Of course the irony is that they recognize this government that controls nothing. Juan Guaidó was barely known before the coup attempt was initiated. Something around 86 percent of Venezuelans had never heard of him, before he self-declared “interim president.” And he controls nothing.

Meanwhile when I was in the country, I saw many of the incredible projects that are still going on by the government, that is still very much in power, of Nicolás Maduro.

I went to a commune where people who support the government but are working on their own, in alliance with the government, but they have been provided materials by the government and are building a communal house, a giant — not even just a house, a giant building with 80 apartments.

And I’m gonna have a report showing how this massive construction project is being overseen by women Chavistas, by feminists; 80 percent of the people building it are women themselves, 20 percent are men. And I have seen many of these other incredible projects.
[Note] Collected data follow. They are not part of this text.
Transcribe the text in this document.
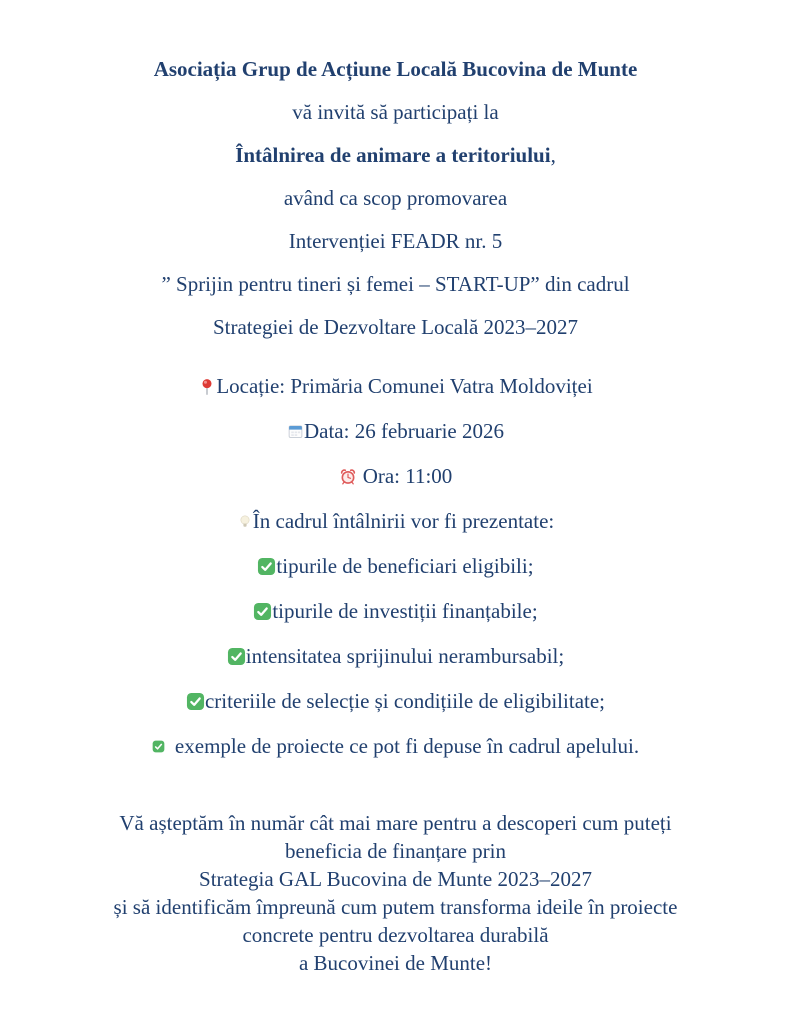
Asociația Grup de Acțiune Locală Bucovina de Munte
vă invită să participați la
Întâlnirea de animare a teritoriului,
având ca scop promovarea
Intervenției FEADR nr. 5
” Sprijin pentru tineri și femei – START-UP” din cadrul
Strategiei de Dezvoltare Locală 2023–2027
Locație: Primăria Comunei Vatra Moldoviței
Data: 26 februarie 2026
Ora: 11:00
În cadrul întâlnirii vor fi prezentate:
tipurile de beneficiari eligibili;
tipurile de investiții finanțabile;
intensitatea sprijinului nerambursabil;
criteriile de selecție și condițiile de eligibilitate;
exemple de proiecte ce pot fi depuse în cadrul apelului.
Vă așteptăm în număr cât mai mare pentru a descoperi cum puteți
beneficia de finanțare prin
Strategia GAL Bucovina de Munte 2023–2027
și să identificăm împreună cum putem transforma ideile în proiecte
concrete pentru dezvoltarea durabilă
a Bucovinei de Munte!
Another thing that is a major problem going on in Venezuela right now is that this country is not food sovereign. It has, it really relies on imports. But in fact in the past several months I have seen the transformation, in this last trip just over six months. Now I have seen that in supermarkets, pretty much everything is made domestically.

The thing is it’s made domestically by a lot of private companies, and it’s in the private hands of these right-wing capitalists who support the opposition, who are price-gouging, who are hoarding goods, who are speculating.

So there are a lot of economic problems, and the sanctions are making things worse for average Venezuelans. So at the end of the day what it comes down to is that the US government has made it clear that it is not going to accept any kind of negotiation.

So the question is who in the international community is going to finally say to the US that you can’t continue to strangle Venezuelan civilians, that you have to be able to support some kind of diplomatic process to bring people to the table?

Norway sponsored the most recent peace talks that completely fell through because of the US declaration of the embargo. So until the US government, which is the one that is actually sabotaging the diplomacy and peace negotiations, until the US government actually takes a step back and allows this new process, and allows the new mechanisms to solve the economic problems in the country, I think things are going to continue as they are.

And they are very difficult. People are hanging on; there’s not a humanitarian catastrophe. But there is definitely an economic crisis, and it is really hurting average Venezuelans more than anyone else.

The sanctions are a war on the entire civilian population.